On the subjects of a geek overload and the voices in my head

Jan 06, 2009 18:29

My mind has been racing for the past 48 hours. I've been thinking of running a pick-up RPG at Arisia. The question I've been mulling is two part; when would I try to do this and what kind of game should I run.

I figure that Sunday afternoon would be a good time, since by then a lot of people will be burnt out and may want a nice sit-down type of game. However, at least one person that I'd like to game with is scheduled for a whole mess of panels during that stretch of time. So... maybe Saturday?

Then there is the problem of what to use for a setting. I suppose I could do a classic high fantasy setting, but that might be a little too mundane. Part of me would like to burst out something really unusual but also resonant with the crowd.

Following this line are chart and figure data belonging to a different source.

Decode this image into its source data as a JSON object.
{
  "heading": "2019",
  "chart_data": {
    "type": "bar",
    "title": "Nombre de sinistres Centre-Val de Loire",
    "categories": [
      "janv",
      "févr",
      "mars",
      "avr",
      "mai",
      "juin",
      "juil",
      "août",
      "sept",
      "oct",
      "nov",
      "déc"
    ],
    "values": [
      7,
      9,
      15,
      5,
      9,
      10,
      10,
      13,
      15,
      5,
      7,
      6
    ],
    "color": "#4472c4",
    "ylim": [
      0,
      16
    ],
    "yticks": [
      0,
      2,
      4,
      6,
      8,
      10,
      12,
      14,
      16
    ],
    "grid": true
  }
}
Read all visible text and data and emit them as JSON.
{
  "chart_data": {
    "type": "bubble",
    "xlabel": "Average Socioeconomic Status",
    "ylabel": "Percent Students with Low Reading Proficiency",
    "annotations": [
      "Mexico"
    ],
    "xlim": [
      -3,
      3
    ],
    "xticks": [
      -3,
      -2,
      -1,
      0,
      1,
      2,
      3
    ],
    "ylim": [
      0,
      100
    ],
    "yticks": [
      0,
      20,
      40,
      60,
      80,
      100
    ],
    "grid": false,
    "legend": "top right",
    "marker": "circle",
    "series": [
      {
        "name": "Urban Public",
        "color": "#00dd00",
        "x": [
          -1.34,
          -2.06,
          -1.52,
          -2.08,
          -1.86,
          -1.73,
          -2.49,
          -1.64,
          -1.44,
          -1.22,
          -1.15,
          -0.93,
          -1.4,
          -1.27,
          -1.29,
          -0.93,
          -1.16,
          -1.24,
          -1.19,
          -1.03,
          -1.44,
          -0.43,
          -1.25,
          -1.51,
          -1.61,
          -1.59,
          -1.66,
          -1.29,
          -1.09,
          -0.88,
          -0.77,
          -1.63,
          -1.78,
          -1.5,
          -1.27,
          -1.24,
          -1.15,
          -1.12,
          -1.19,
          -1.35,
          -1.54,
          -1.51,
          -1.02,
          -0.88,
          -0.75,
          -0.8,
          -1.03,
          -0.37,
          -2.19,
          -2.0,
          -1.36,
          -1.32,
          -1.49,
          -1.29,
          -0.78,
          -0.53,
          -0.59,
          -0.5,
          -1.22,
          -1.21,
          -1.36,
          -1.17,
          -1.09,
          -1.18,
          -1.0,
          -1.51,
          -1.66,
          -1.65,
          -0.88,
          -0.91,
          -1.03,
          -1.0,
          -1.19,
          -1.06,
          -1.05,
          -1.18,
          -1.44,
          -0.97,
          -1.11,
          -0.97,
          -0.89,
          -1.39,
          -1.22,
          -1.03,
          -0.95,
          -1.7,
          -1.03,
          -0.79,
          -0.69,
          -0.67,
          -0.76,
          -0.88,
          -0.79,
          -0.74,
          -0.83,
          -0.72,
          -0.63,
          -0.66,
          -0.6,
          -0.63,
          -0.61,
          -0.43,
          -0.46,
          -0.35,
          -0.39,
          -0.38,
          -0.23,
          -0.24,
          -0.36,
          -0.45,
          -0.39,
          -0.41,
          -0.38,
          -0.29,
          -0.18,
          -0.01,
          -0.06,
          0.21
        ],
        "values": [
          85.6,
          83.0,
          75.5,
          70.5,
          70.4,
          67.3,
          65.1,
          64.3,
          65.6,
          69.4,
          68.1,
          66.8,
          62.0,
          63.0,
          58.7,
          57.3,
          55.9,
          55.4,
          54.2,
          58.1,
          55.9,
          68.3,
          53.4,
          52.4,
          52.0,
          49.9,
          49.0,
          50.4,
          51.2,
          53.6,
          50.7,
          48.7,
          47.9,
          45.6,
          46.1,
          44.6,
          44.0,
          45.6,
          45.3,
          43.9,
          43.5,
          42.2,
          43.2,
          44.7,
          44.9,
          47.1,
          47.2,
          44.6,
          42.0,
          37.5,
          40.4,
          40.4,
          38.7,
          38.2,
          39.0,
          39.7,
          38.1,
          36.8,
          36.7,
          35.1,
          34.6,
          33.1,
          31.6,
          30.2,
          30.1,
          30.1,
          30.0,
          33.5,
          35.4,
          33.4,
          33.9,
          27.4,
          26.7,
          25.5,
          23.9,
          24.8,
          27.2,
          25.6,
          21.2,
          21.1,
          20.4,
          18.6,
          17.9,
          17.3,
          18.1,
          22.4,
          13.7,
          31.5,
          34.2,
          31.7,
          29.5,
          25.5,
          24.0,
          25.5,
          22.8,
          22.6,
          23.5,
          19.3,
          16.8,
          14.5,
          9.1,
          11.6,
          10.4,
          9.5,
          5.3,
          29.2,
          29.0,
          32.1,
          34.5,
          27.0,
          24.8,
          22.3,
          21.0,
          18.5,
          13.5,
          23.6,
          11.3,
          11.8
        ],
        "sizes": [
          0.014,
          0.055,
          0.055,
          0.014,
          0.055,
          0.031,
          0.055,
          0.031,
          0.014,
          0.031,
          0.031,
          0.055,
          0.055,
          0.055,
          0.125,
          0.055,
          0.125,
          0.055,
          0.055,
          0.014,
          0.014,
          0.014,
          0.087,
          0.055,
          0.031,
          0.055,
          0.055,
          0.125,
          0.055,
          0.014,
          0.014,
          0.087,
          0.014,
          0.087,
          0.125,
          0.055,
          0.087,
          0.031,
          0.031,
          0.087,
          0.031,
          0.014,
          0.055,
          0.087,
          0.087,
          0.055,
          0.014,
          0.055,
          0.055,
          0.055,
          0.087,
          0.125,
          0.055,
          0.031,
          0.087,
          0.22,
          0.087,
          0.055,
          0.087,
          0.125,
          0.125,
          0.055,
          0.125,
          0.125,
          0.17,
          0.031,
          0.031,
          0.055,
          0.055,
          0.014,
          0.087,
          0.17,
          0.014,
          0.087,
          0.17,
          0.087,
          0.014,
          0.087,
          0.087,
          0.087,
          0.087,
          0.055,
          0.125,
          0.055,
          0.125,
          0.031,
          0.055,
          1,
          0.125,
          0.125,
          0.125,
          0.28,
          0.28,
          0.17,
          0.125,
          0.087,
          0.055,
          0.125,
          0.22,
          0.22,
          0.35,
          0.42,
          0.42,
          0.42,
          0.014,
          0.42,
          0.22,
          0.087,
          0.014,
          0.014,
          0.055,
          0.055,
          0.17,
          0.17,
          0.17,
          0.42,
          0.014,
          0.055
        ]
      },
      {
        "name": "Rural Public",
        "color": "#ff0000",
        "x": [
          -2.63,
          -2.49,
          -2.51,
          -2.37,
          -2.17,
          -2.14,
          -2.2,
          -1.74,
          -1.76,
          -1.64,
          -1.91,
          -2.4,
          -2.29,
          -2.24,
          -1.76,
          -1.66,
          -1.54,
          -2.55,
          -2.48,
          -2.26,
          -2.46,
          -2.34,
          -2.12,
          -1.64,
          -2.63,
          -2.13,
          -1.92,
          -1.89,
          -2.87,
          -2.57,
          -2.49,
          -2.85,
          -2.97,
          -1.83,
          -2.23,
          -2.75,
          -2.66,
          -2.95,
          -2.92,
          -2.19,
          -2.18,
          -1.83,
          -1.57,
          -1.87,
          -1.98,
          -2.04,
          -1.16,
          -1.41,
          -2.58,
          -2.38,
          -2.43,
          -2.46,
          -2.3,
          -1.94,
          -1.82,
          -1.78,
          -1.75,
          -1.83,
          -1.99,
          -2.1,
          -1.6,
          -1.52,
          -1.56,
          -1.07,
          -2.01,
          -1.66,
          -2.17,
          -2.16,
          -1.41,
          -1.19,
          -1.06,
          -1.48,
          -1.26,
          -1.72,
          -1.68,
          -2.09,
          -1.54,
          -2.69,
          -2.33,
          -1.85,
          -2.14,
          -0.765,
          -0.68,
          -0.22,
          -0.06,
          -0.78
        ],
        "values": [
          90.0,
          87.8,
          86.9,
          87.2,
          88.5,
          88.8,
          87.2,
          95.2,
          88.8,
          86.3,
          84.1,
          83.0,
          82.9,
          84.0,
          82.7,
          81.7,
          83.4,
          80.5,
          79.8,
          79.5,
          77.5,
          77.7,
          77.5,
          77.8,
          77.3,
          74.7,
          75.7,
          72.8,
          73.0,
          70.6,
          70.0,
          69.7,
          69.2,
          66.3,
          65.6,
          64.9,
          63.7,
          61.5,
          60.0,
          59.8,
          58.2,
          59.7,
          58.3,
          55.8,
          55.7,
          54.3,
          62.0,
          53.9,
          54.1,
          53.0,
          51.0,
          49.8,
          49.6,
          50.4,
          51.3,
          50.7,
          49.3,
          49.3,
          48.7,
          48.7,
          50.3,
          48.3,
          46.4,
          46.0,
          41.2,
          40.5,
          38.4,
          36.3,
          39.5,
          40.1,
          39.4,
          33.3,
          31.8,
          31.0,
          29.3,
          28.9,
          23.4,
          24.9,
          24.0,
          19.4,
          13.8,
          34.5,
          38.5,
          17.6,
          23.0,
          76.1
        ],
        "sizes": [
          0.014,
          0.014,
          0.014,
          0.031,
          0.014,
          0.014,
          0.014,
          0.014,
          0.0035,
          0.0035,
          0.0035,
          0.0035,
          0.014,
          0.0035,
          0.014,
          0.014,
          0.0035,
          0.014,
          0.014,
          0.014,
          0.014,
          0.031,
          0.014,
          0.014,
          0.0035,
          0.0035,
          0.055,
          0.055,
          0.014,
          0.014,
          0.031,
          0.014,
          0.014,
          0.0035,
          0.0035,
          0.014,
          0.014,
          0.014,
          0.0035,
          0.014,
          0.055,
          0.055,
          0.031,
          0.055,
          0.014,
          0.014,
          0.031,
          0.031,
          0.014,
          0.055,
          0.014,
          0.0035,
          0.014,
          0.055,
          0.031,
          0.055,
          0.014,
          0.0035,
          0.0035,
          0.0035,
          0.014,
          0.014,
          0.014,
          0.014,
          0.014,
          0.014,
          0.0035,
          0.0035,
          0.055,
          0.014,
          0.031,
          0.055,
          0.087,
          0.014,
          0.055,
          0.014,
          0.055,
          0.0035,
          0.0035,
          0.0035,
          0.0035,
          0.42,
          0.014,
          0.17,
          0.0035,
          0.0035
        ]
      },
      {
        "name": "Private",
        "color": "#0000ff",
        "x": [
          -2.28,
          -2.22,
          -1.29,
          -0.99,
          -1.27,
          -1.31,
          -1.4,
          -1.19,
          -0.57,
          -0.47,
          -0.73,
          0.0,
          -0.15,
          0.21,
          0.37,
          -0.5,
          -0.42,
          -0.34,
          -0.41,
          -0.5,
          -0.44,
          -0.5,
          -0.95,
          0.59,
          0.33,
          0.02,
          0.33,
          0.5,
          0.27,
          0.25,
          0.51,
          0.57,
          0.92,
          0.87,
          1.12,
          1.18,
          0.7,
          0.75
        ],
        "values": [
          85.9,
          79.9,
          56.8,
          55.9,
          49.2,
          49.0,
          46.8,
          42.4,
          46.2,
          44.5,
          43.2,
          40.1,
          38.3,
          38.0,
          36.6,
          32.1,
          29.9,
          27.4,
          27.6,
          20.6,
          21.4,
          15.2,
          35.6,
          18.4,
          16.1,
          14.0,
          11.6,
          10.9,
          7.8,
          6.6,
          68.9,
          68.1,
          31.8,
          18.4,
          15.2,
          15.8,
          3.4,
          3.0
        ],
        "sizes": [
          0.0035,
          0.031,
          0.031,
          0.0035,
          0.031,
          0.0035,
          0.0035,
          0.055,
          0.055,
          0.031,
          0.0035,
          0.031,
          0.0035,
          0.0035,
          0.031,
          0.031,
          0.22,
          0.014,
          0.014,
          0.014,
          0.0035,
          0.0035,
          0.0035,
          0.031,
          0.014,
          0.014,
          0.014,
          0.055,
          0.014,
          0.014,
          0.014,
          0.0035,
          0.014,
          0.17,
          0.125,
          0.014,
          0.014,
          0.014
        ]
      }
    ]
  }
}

I've arrived at a game based on the world of Buckaroo Bansai. The players would by a mixed collection of scientists, musicians, and mercenaries working for the Bansai Institute. They might even be some of the original characters like maybe Rawhide or....



...No No. This has to stop now.

Oh, hello Norman

Don't "hello Norman" me. I'm here to drag you back from the brink.

What do you mean? Back from the brink of what?

The brink of this gibbering, slobbering-though-your-braces, adjusting-your-pocket-protector, good-GOD-have-you-ever-even-kissed-a-girl cliff of nerd-dom which you seem far too eager to jump off of.

I'm not jumping of a nerd cliff, I'm planning a game.

You're planning a role-playing game to play at a science fiction convention. If you have not already jumped of that nerd cliff then you are dancing dangerously close to its edge while trying to affix yourself to a parachute of flimsy self-delusion that this might be in some way cool. As your friend, I must try to reel you in a little.

Really? You think of me as a friend?

No, not really. I just wanted to silence your chess club babbling for a while.

Ah.

I mean someone has to do it. Otherwise your dorkishness will drive your friends mad.

I'll have you know my friends like the games I create. They think they're really cool.

Yes I suppose that's true, I've seen your friends.

HEY!

Seriously, can you summarize this Buckaroo Bansai thing? Spell it our for me and for yourself.

Well, it was a movie from the 80s with Peter Weller and Jeff Goldblum..

Great thespians, of course.

Peter Weller was the title character, a scientist, doctor, adventurer, and..uh.. rock.. musician.

mmm Hmm

And he and his team are trying to save the world from a group of aliens who are trying to prevent another group of aliens from escaping their prison in the....eighth dimension.

really

That second group of aliens steals the Oscillation Overthruster from Buckaroo's...jet-powered..pick-up truck...

Stop stop, that's enough. So this thing sounds like a good idea to you, does it?

It could be. I think people at the con would find it really cool.

Oh, THAT's a measure of quality! You can be the coolest nerd at the nerd gathering. Maybe they will make you their queen. Yes, that would be glorious. I can just picture you there, a little tiara on your head, holding one of those double ended swords the klingons use, and lifted up by the other nerds. That is until they drop you en masse in their mad rush to grab their inhalers when the exertion of said lifting brings on a collective asthma attack among the lot of them.

Bat'leth

What?

The double-ended klingon sword. Its called a bat'leth.

You realize that you're just proving my point for me, don't you?

Listen, Norman. I'm going to go to Arisia and I would like to play a game or two while I'm there. I really don't care if you approve or not.

Well I suppose I can get some quiet around here while you and your nerd-brethren are off joining the nerd collective for a full weekend.

See! There you go! Be happy. Have some quiet time.

All right, fine. See if I care. But I'll have you know, if you go around that hotel dressed in some sort of Sailor Moon/Darth Vader/Borg outfit, I heartily recommend you do not allow any photographic evidence thereof to get around your office.

No worries there.

I don't want to see it either, oh Nerd-Queen.